A total of two hundred and forty nine thousand, eight hundred and fifty one (249 851) candidates enrolled to write this examination. This included both the National Senior Certificate and Senior Certificate candidates. One hundred and six thousand, seven hundred and eleven (106 711) of these candidates, were National Senior Certificate candidates; and one hundred and forty three thousand, one hundred and forty (143 140) of these candidates, were Senior Certificate candidates. This examination was conducted under strict COVID-19 protocols and they were followed to the latter.
The DBE and the Provincial Education Departments (PEDs) monitored the writing of the May / June 2021 Grade 12 examination. The writing of the examination was successfully concluded without any major disruptions. With the early closure of schools on 30 June 2021, due to the move to adjusted Alert Level 4, school principals were requested to administer the examination until its conclusion.
The marking of the May / June 2021 Grade 12 examination, commenced on 08 July 2021, and concluded on Monday, 19 July 2021. A total of seven hundred and seventy two thousand, four hundred and four (772 404) scripts had to be marked; and a total of nine thousand, three hundred and twenty three (9 323) markers were utilised for the marking across the fifty four (54) marking centres. Even in this instance, COVID-19 health protocols were strictly adhered to. Despite the protest actions and the looting in KwaZulu-Natal and Gauteng, the marking was successfully completed; and the capturing of marks is currently in progress.

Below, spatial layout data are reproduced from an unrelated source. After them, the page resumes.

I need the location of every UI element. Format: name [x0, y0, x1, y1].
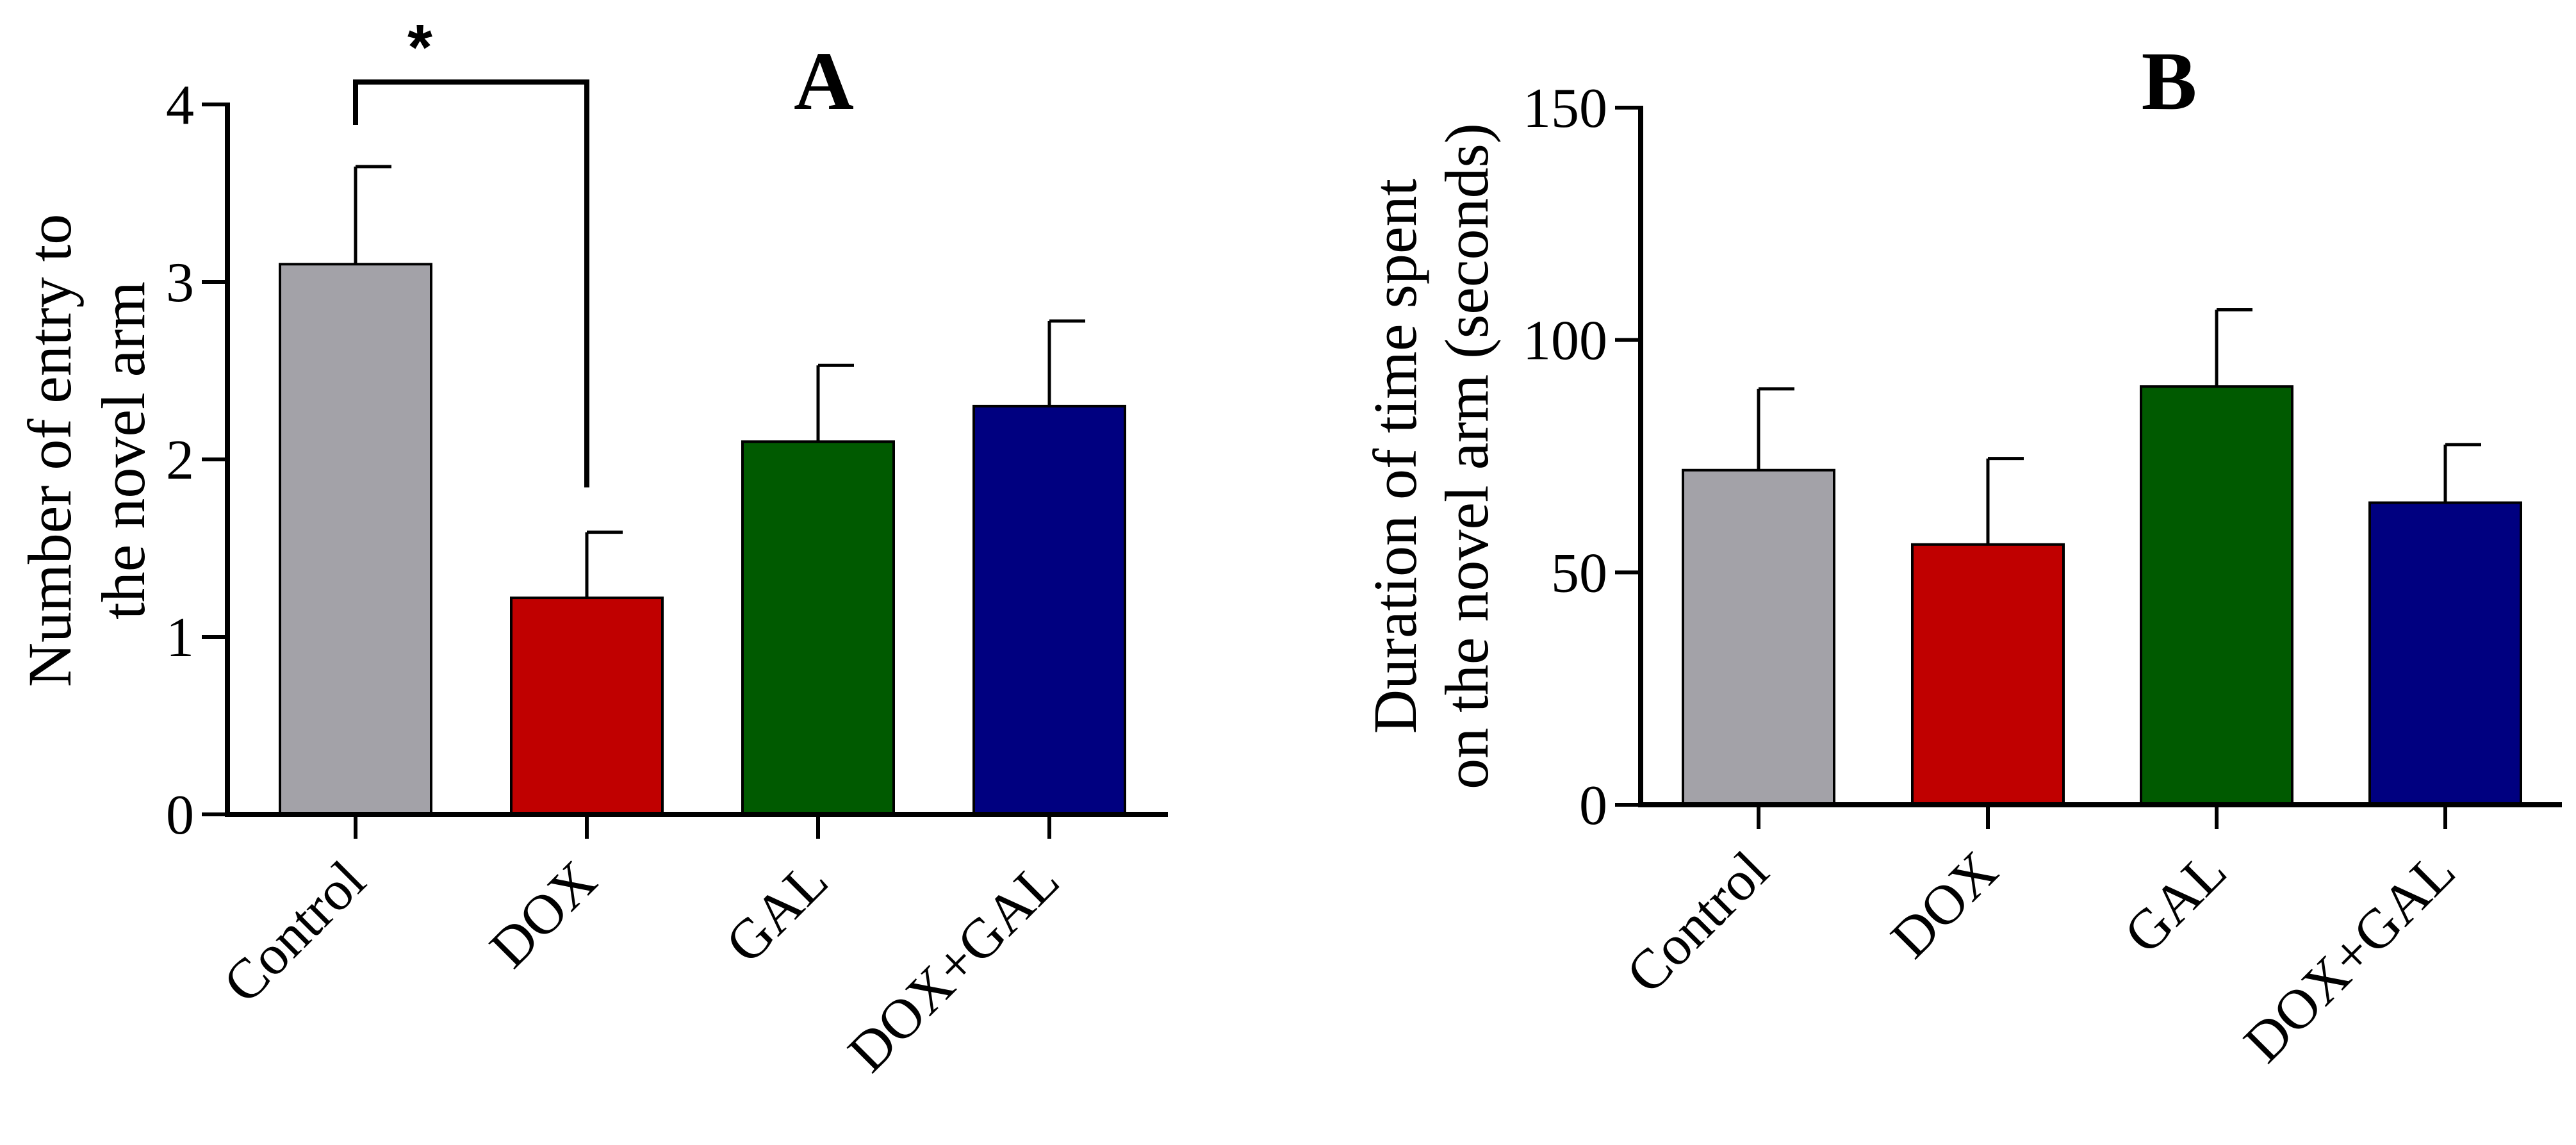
panel-b-category-label-gal: GAL: [2113, 840, 2238, 966]
panel-a-y-axis-label: Number of entry to: [15, 214, 84, 687]
panel-a-bar-dox: [510, 597, 664, 816]
panel-b-title: B: [2142, 35, 2197, 128]
panel-a-bar-dox-gal: [972, 404, 1126, 816]
panel-b-category-label-dox-gal: DOX+GAL: [2233, 840, 2467, 1075]
panel-b-category-label-dox: DOX: [1880, 840, 2010, 970]
panel-a-category-label-dox-gal: DOX+GAL: [837, 850, 1071, 1084]
panel-b-y-axis-label: on the novel arm (seconds): [1432, 123, 1501, 789]
panel-b-bar-gal: [2140, 385, 2293, 806]
panel-a-bar-gal: [741, 440, 895, 816]
panel-b-y-tick-label: 50: [1551, 542, 1607, 604]
panel-a-y-tick-label: 0: [166, 784, 194, 846]
panel-a-y-tick-label: 1: [166, 607, 194, 669]
panel-a-significance-label: *: [407, 12, 432, 83]
panel-a-y-tick-label: 2: [166, 429, 194, 491]
panel-b-y-tick-label: 150: [1523, 78, 1607, 140]
panel-b-y-tick-label: 100: [1523, 310, 1607, 372]
panel-a-category-label-dox: DOX: [479, 850, 609, 980]
panel-a-bar-control: [279, 263, 432, 816]
panel-a-y-tick-label: 3: [166, 252, 194, 314]
panel-b-bar-control: [1682, 468, 1835, 806]
panel-b-y-tick-label: 0: [1579, 775, 1607, 837]
panel-a-y-tick-label: 4: [166, 74, 194, 136]
panel-a-title: A: [794, 35, 854, 128]
panel-b-bar-dox: [1911, 543, 2065, 807]
panel-b-bar-dox-gal: [2368, 501, 2522, 806]
panel-a-y-axis-label: the novel arm: [89, 281, 158, 620]
panel-a-significance-bracket: [353, 79, 589, 488]
panel-b-y-axis-label: Duration of time spent: [1361, 178, 1429, 734]
panel-a-category-label-gal: GAL: [714, 850, 840, 975]
panel-b-category-label-control: Control: [1614, 840, 1780, 1006]
panel-a-category-label-control: Control: [211, 850, 377, 1016]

The DBE will complete the processing of all candidate data for the Umalusi standardisation meeting of 06 August 2021; and the results will be released to candidates on 24 August 2021. The NSC candidates, who were not successful in this May / June examination, can register to write the November 2021 NSC examination.
On School Calendars
The COVID-19 pandemic has caused serious disruptions in the Sector; and our plans have not always gone as we intended. This has however, not deterred us from continuing to plan, as we are confident that at some point, we will find a way to return to normal business. Earlier this year, we published the school calendar for 2022. As usual, we followed the necessary steps that involve public participation to obtain input.
Now, the proposed school calendar for 2023 has been gazetted for public comment. It has been published on all the DBE platforms. A staggered calendar is proposed – one for coastal provinces, and another for inland provinces. As I said, your inputs are important; and we urge you to go through the proposed 2023 school calendar, and submit your comments in writing. The details are available on the draft calendar itself.

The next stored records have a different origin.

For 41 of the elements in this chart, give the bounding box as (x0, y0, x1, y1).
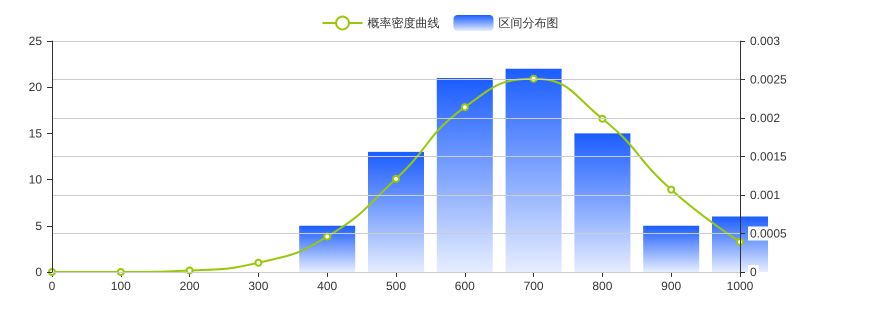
legend-label: 区间分布图 (498, 16, 558, 30)
x-tick-label: 100 (110, 279, 132, 293)
bar (436, 78, 493, 272)
y-tick-label: 0 (35, 265, 42, 279)
x-tick-label: 600 (454, 279, 476, 293)
point (460, 103, 469, 112)
x-tick-label: 200 (180, 279, 200, 293)
point (598, 114, 606, 123)
y2-tick-label: 0.0005 (750, 226, 788, 240)
y2-tick-label: 0.0025 (750, 72, 788, 86)
y2-tick-label: 0.003 (750, 34, 780, 48)
bar (574, 133, 630, 272)
x-tick-label: 500 (386, 279, 406, 293)
point (736, 238, 744, 246)
x-tick-label: 300 (248, 279, 269, 293)
y2-tick-label: 0.0015 (750, 150, 788, 164)
y2-tick-label: 0 (750, 265, 757, 279)
point (254, 258, 262, 267)
y-tick-label: 10 (28, 172, 42, 187)
x-tick-label: 0 (48, 279, 56, 293)
x-tick-label: 800 (592, 279, 613, 293)
y2-tick-label: 0.002 (750, 111, 780, 125)
y-tick-label: 20 (28, 80, 42, 94)
x-tick-label: 1000 (726, 279, 754, 293)
x-tick-label: 700 (524, 279, 544, 293)
point (667, 186, 676, 194)
point (392, 174, 400, 183)
bar (506, 68, 562, 272)
point (323, 232, 332, 241)
bar (299, 226, 356, 272)
x-tick-label: 900 (661, 279, 682, 293)
y-tick-label: 15 (28, 126, 42, 140)
y2-tick-label: 0.001 (750, 188, 780, 202)
legend-label: 概率密度曲线 (368, 16, 440, 30)
point (186, 266, 194, 274)
y-tick-label: 25 (28, 34, 42, 48)
bar (368, 152, 424, 272)
point (530, 74, 538, 83)
y-tick-label: 5 (35, 218, 42, 233)
x-tick-label: 400 (317, 279, 338, 293)
bar (643, 226, 700, 272)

National School Nutrition Programme (NSNP)
The COVID-19 essentials, such as face masks, gloves, disposable aprons, as well as cleaning and sanitation material, have and continue to be provided to food handlers, as well as for kitchens and storage facilities.
Plans are in place to continue providing feeding to learners not yet in school, using different options, including staggered feeding at school, cooked food collected at school – food parcels collected at school, as well as parcels collected at collection points other than school. We continue to call on parents and members of the community to support the learners, who benefit from the school nutrition programme to get their meals; whether they are back in school, or not. Learners not attending, can approach the nearest school to collect their meals or food parcels.
As a Sector, we have a lot of work to do, but we are up to the task. It will get better if all our partners and stakeholders come on board.